Make a 1.6L yeast starter using DME (OG~1.038) and Wyeast 1038 (London Ale III) and 1/4tsp of nutrient. Stir on stir-plate for 36 hours before putting it into the refrigerator for 4 days. Remove starter from the fridge on the morning of brew day and decant cold beer off of the yeast cake. Let yeast cake raise to RT during the ~6 hours of brewing and then pitch the slurry.

Does this look OK? Also, should I activate the Smack-pack here before adding it to the starter or just warm to RT and add to the flask? Thanks!
 
- I think your plan is just fine.
- I always smack the pack a few hours before building the starter so it's warmed up to RT in time to pitch.
- You could shorten the stir plate run to 24 hours or even less if it helps with your schedule.

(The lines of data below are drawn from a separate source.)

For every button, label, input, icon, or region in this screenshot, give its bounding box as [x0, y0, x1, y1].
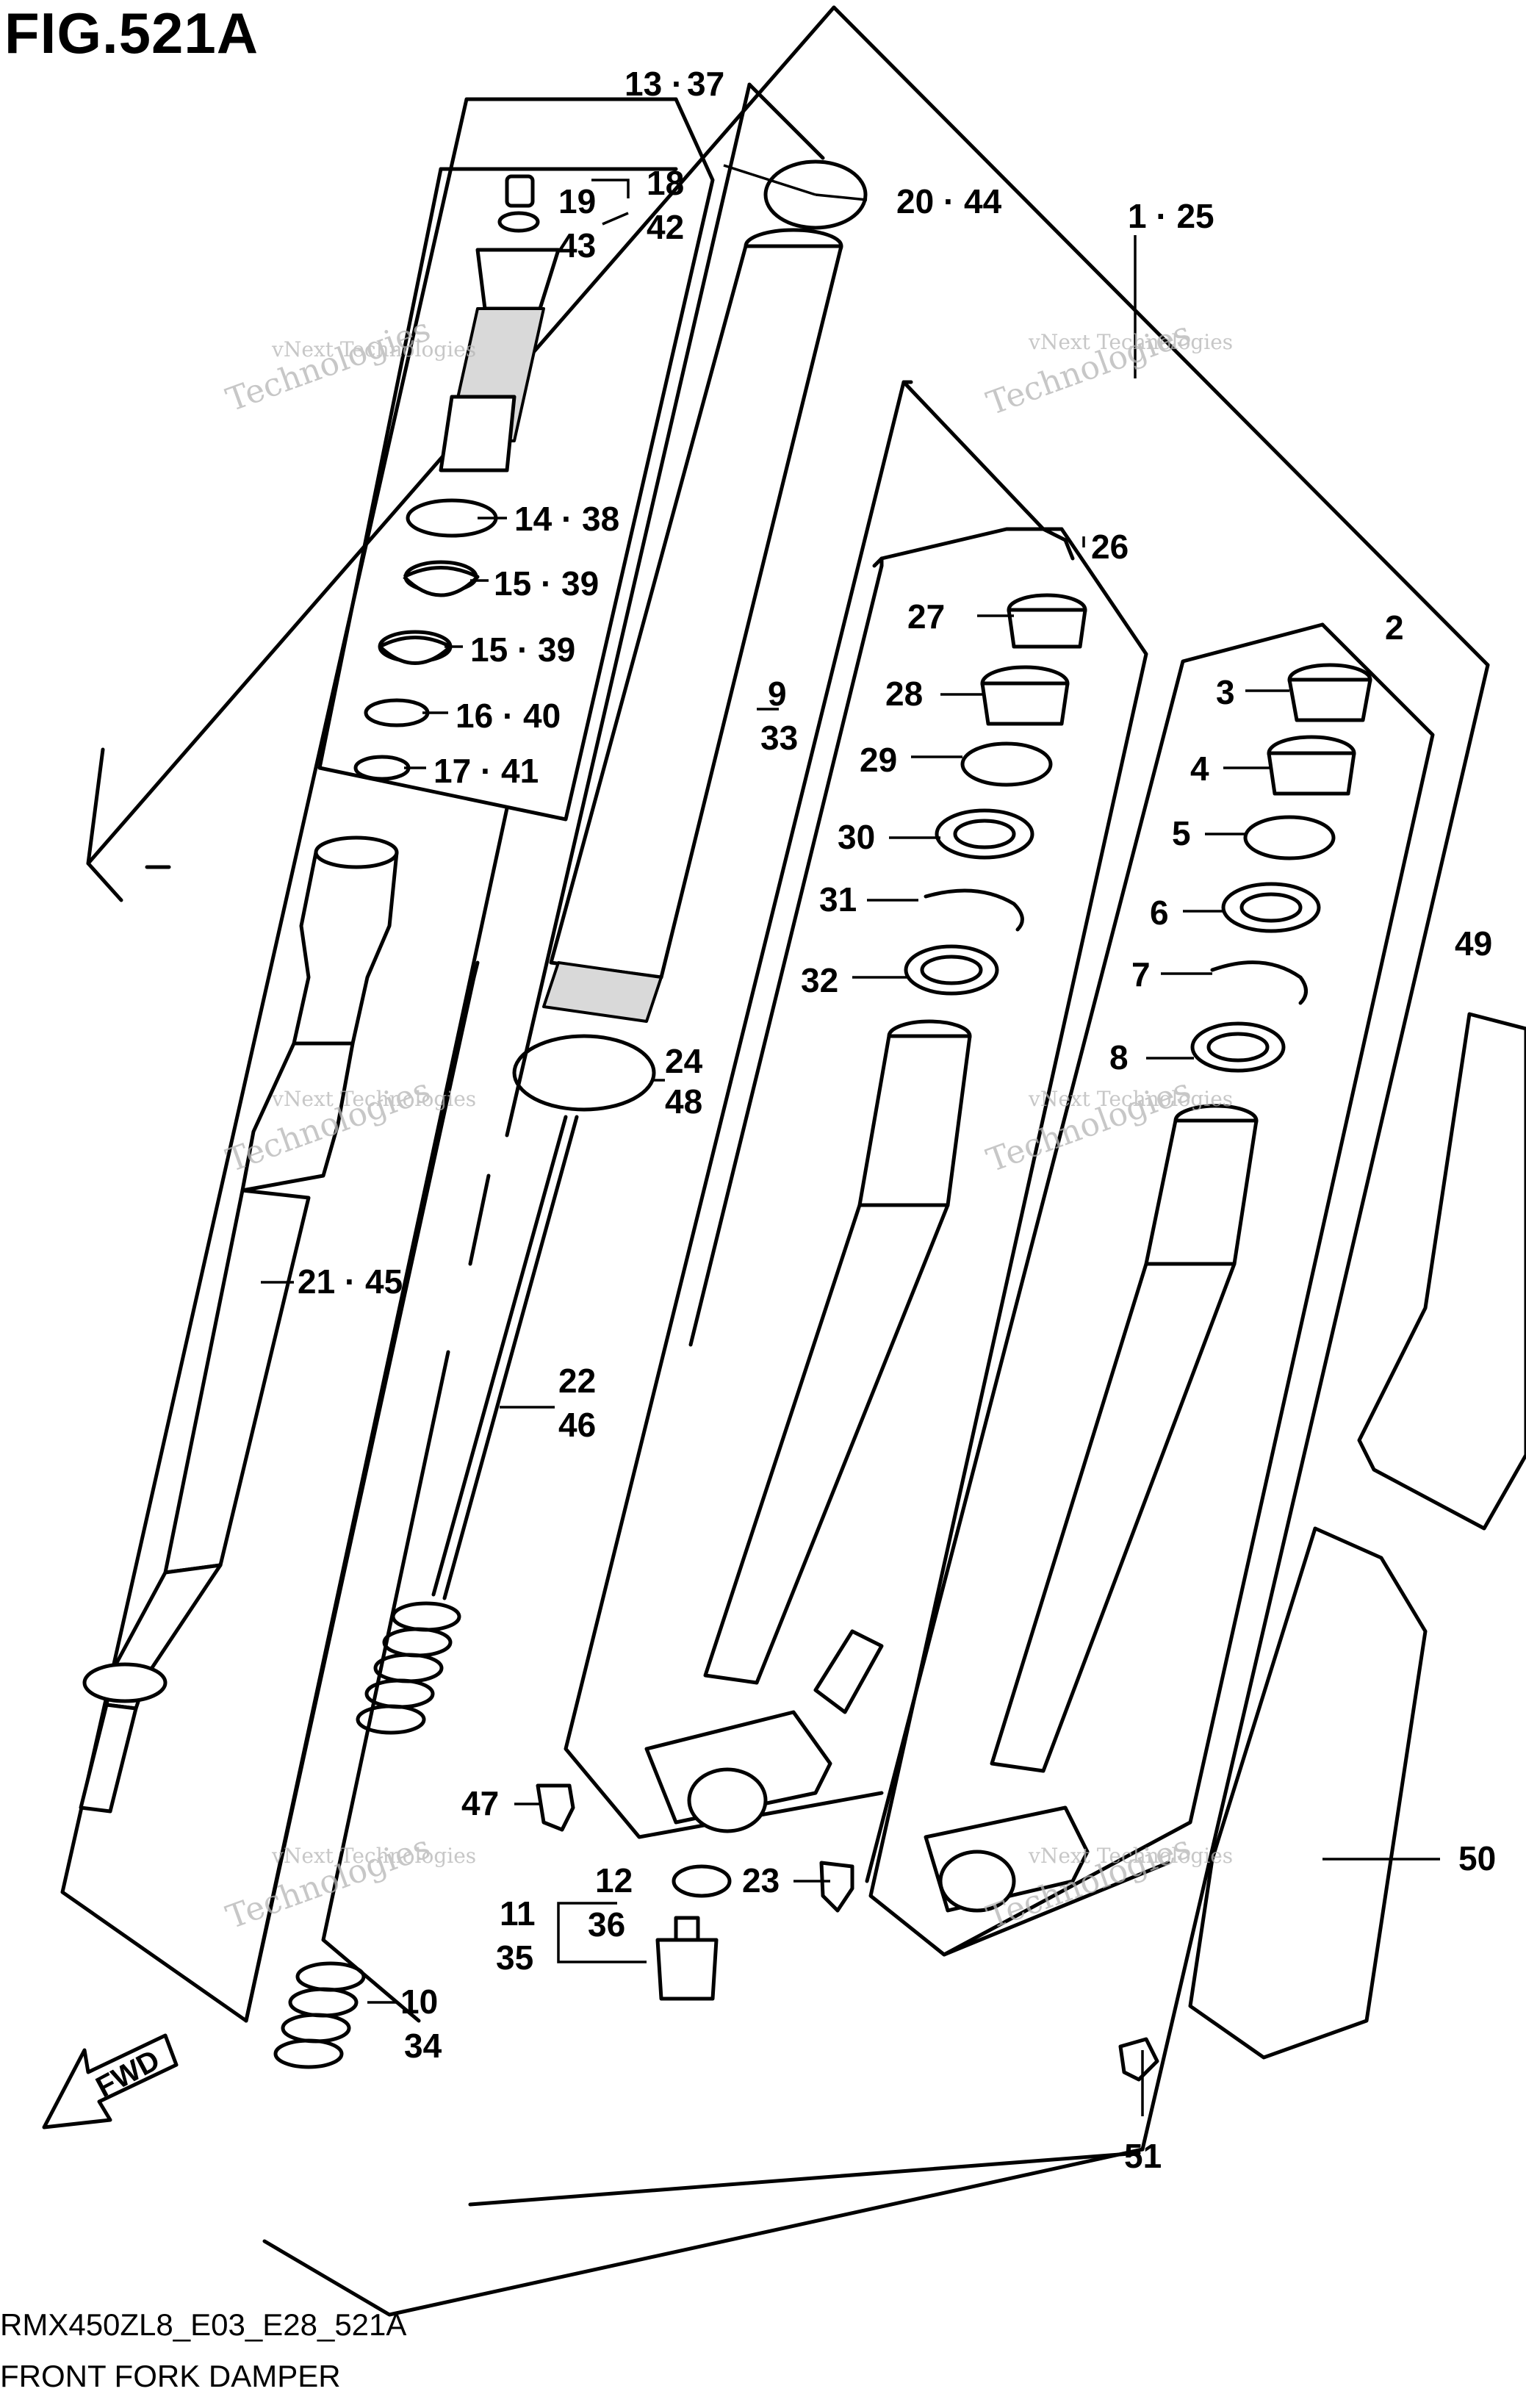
- callout-43: 43: [558, 226, 596, 265]
- callout-35: 35: [496, 1938, 533, 1977]
- callout-31: 31: [819, 880, 857, 919]
- callout-22: 22: [558, 1362, 596, 1400]
- watermark-text: vNext Technologies: [271, 1087, 476, 1111]
- callout-42: 42: [647, 208, 684, 246]
- callout-dot: ·: [672, 65, 683, 103]
- callout-37: 37: [687, 65, 724, 103]
- callout-36: 36: [588, 1905, 625, 1944]
- callout-15-39a: 15 · 39: [494, 564, 599, 603]
- callout-46: 46: [558, 1406, 596, 1444]
- callout-50: 50: [1458, 1839, 1496, 1877]
- seals-col-2: [1190, 663, 1372, 1073]
- seals-col-26: [904, 593, 1087, 996]
- watermark-text: vNext Technologies: [271, 1844, 476, 1868]
- callout-24: 24: [665, 1042, 703, 1080]
- callout-48: 48: [665, 1082, 702, 1121]
- callout-9: 9: [768, 675, 787, 713]
- figure-title: FIG.521A: [4, 1, 259, 65]
- part2-frame: [865, 622, 1435, 1957]
- callout-15-39b: 15 · 39: [470, 630, 575, 669]
- callout-6: 6: [1150, 894, 1169, 932]
- damper-rod: [431, 1115, 579, 1600]
- callout-7: 7: [1131, 955, 1151, 993]
- figure-caption: FRONT FORK DAMPER: [0, 2359, 341, 2393]
- callout-14-38: 14 · 38: [514, 500, 619, 538]
- callout-16-40: 16 · 40: [456, 697, 561, 735]
- leader-lines: [261, 164, 1440, 2116]
- valve-subassembly-box: [317, 97, 715, 822]
- callout-32: 32: [801, 961, 838, 999]
- callout-30: 30: [838, 818, 875, 856]
- callout-2: 2: [1385, 608, 1404, 647]
- fwd-arrow-icon: FWD: [42, 2033, 179, 2130]
- valve-stack: [439, 174, 561, 472]
- callout-21-45: 21 · 45: [298, 1262, 403, 1301]
- part26-frame: [688, 527, 1170, 1957]
- inner-tube-right: [924, 1104, 1259, 1913]
- callout-47: 47: [461, 1784, 499, 1822]
- callout-19: 19: [558, 182, 596, 220]
- callout-33: 33: [760, 719, 798, 757]
- watermark-text: vNext Technologies: [1028, 330, 1233, 354]
- watermark-text: Technologies: [221, 311, 435, 420]
- outer-tube-frame: [564, 380, 1075, 1839]
- watermark-text: vNext Technologies: [1028, 1844, 1233, 1868]
- callout-28: 28: [885, 675, 923, 713]
- springs: [273, 1601, 461, 2069]
- fork-guards: [1188, 1012, 1526, 2060]
- callout-20-44: 20 · 44: [896, 182, 1002, 220]
- callout-8: 8: [1109, 1038, 1129, 1077]
- callout-10: 10: [400, 1983, 438, 2021]
- callout-29: 29: [860, 741, 897, 779]
- callout-49: 49: [1455, 924, 1492, 963]
- cartridge-frame: [60, 82, 825, 2023]
- bolts: [536, 1783, 1159, 2082]
- callout-51: 51: [1124, 2137, 1162, 2175]
- inner-tube-middle: [644, 1019, 972, 1833]
- callout-12: 12: [595, 1861, 633, 1900]
- callout-11: 11: [500, 1894, 536, 1933]
- callout-34: 34: [404, 2027, 442, 2065]
- callouts: 13 · 37 18 42 19 43 14 · 38 15 · 39 15 ·…: [298, 65, 1496, 2175]
- callout-3: 3: [1216, 673, 1235, 711]
- part20-ring: [763, 159, 868, 230]
- callout-17-41: 17 · 41: [433, 752, 539, 790]
- callout-5: 5: [1172, 814, 1191, 852]
- callout-4: 4: [1190, 750, 1209, 788]
- callout-13: 13: [625, 65, 662, 103]
- outer-assembly-frame: [86, 5, 1490, 2317]
- left-rings: [353, 498, 498, 781]
- figure-code: RMX450ZL8_E03_E28_521A: [0, 2307, 407, 2342]
- watermark-text: vNext Technologies: [1028, 1087, 1233, 1111]
- callout-23: 23: [742, 1861, 780, 1900]
- outer-tube: [512, 228, 843, 1112]
- callout-26: 26: [1091, 528, 1129, 566]
- callout-27: 27: [907, 597, 945, 636]
- watermark-text: vNext Technologies: [271, 337, 476, 362]
- callout-1-25: 1 · 25: [1128, 197, 1214, 235]
- cartridge-tube: [79, 835, 399, 1814]
- callout-18: 18: [647, 164, 684, 202]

I've actually never had a stir plate starter take more than 18 hours to reach terminal gravity, though I suppose I should mention I kick mine off with a healthy dose of straight O2...

Cheers!
 
I only run my starters for about 18 hours, chill overnight, then it is usually late afternoon when I decant and pitch. After you decant the beer off the yeast it should only take 15 -30 minutes to come to room temperature. Though, if covered 6 hours would not hurt anything. Given the 4 days in the fridge, I would slightly overbuild my starter to account for a small loss of viability. Maybe you have already accounted for that.
 
That's a good point. I'll make the starter a little bigger than beersmith predicts. Thanks!

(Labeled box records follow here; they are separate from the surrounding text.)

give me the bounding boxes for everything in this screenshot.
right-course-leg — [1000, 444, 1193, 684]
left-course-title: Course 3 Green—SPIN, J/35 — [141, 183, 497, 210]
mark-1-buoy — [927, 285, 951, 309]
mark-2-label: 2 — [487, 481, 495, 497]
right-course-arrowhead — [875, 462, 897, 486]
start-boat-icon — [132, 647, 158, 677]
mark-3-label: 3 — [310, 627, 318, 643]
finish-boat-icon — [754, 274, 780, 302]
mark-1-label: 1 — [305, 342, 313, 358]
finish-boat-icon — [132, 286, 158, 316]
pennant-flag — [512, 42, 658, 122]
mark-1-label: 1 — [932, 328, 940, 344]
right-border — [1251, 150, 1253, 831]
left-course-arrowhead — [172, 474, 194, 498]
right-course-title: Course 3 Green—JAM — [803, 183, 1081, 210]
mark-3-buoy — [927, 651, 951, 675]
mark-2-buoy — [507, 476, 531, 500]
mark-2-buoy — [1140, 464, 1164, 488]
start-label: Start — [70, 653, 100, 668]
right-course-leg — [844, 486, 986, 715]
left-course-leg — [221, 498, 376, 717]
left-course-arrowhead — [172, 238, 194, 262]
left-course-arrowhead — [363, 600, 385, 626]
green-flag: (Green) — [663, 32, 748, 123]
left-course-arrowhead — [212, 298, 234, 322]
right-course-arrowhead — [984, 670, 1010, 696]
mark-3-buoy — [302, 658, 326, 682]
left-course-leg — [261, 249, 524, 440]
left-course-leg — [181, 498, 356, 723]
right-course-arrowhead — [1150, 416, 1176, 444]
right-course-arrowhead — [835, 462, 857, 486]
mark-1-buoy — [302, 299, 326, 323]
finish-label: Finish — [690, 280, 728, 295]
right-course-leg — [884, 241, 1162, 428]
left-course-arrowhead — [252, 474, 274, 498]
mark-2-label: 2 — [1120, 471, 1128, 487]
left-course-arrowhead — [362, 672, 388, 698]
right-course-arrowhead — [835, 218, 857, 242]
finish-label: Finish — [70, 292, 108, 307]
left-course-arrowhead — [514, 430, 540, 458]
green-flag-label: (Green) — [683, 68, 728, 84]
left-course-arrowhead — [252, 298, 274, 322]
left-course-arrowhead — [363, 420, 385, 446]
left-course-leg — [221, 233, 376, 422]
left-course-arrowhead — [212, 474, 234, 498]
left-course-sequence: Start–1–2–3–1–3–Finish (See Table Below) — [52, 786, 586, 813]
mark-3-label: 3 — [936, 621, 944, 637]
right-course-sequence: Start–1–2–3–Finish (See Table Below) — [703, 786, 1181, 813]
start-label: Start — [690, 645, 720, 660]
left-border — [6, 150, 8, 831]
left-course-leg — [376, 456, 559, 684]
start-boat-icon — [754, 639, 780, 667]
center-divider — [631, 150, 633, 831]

I routinely do what you've described and always have good success with my primaries so I'd say you're fine. As for going over a little on the starter, it's definitely a good idea for extended storage. I once stored a starter in a mason jar after I chilled and decanted for 2 weeks and it still pitched fine. Obviously lost a little viability but still clearly better than direct pitch.
 
I routinely do what you've described and always have good success with my primaries so I'd say you're fine. As for going over a little on the starter, it's definitely a good idea for extended storage. I once stored a starter in a mason jar after I chilled and decanted for 2 weeks and it still pitched fine. Obviously lost a little viability but still clearly better than direct pitch.